There must be something about the sprawling girth of Los Angeles that makes directors prone to these bloated, multi-narrative pronouncements about the city of dreams and the national unconscious. Just as Paul Haggis's Crash presented L.A. as a podium for heavy-handed statements about racism, Wayne Kramer sees it as a network of immigration patterns. Both seem to be after the kind of generational tableaux Robert Altman made of the city in Short Cuts — a comparison that does Altman a disservice — but Haggis and now Kramer have an unfortunate habit their predecessor lacked. Crossing Over compulsively repeats its thesis — that American immigration policy is dehumanizing — until, like Crash, it becomes a spectacle of liberal Hollywood back-patting.
Harrison Ford (looking positively exhausted after his latest neo-colonial Indy expedition) plays our jaded hero, reluctant Immigration and Customs Enforcement agent Max. His partner Hamid (Cliff Curtis) offers the middle-class Middle-Eastern version of the American Immigration Dream, while the pretty Mexican woman (Alice Braga) Max busts in a sweatshop raid gives us the working-class Latino perspective. Summer Bishil plays a Bangladeshi teen suspected of being a terrorist, while two pretty young Commonwealth travelers (Brit Jim Sturgess and Aussie Alice Eve) take divergent and demeaning paths to legal status. Had Kramer honed in on fewer plots in greater detail, Crossing Over might have achieved something more than mediocrity. Sadly, with few scenes lasting two minutes before crossing over to another story, what was surely conceived as a multi-narrative epic comes off as a collage of sound-bites.

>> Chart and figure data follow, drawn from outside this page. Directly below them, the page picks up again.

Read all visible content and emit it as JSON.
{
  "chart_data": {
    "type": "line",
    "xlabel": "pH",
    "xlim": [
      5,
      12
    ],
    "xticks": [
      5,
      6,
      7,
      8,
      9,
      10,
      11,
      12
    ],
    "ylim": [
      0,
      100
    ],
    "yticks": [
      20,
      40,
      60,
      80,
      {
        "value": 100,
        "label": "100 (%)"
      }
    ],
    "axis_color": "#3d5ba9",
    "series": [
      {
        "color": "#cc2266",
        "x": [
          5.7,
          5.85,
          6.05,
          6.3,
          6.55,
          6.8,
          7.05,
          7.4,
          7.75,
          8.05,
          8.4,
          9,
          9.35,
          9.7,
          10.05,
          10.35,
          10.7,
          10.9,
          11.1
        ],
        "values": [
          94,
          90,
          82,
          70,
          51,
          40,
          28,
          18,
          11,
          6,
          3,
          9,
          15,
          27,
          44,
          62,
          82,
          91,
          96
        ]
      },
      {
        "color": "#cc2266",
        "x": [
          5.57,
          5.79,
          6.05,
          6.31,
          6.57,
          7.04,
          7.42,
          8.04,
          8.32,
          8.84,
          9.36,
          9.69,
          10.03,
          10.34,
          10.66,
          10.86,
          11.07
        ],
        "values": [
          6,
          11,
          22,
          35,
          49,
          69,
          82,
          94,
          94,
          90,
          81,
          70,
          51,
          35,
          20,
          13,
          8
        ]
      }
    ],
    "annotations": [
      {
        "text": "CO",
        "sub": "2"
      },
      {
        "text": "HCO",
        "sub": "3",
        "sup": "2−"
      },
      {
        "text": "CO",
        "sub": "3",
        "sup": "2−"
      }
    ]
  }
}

In this ADD-riddled storytelling landscape, acting becomes subordinated to arching aerial shots of secret immigration facilities and the emotional button-pushing of families and lives being pulled apart. Ray Liotta provides the only performance worth mentioning, reveling in the part of a completely slimy and pathetic immigration official. His evolution from a paternalistic, blackmailing manipulator into a tragicomic figure of vulnerable self-loathing delights without condescending. Ashley Judd's performance as his morally upright immigration lawyer wife is less memorable, although the fact that she's essentially playing Angelina Jolie should tip viewers off to the "progressive Hollywood" narcissism that's at work here. Crossing Over doesn't offer solutions to, or even a substantial engagement with, America's archaic immigration policies. As long as we feel bad — just like the empathetic stars on-screen — someone (maybe Angelina Jolie) will do something about it.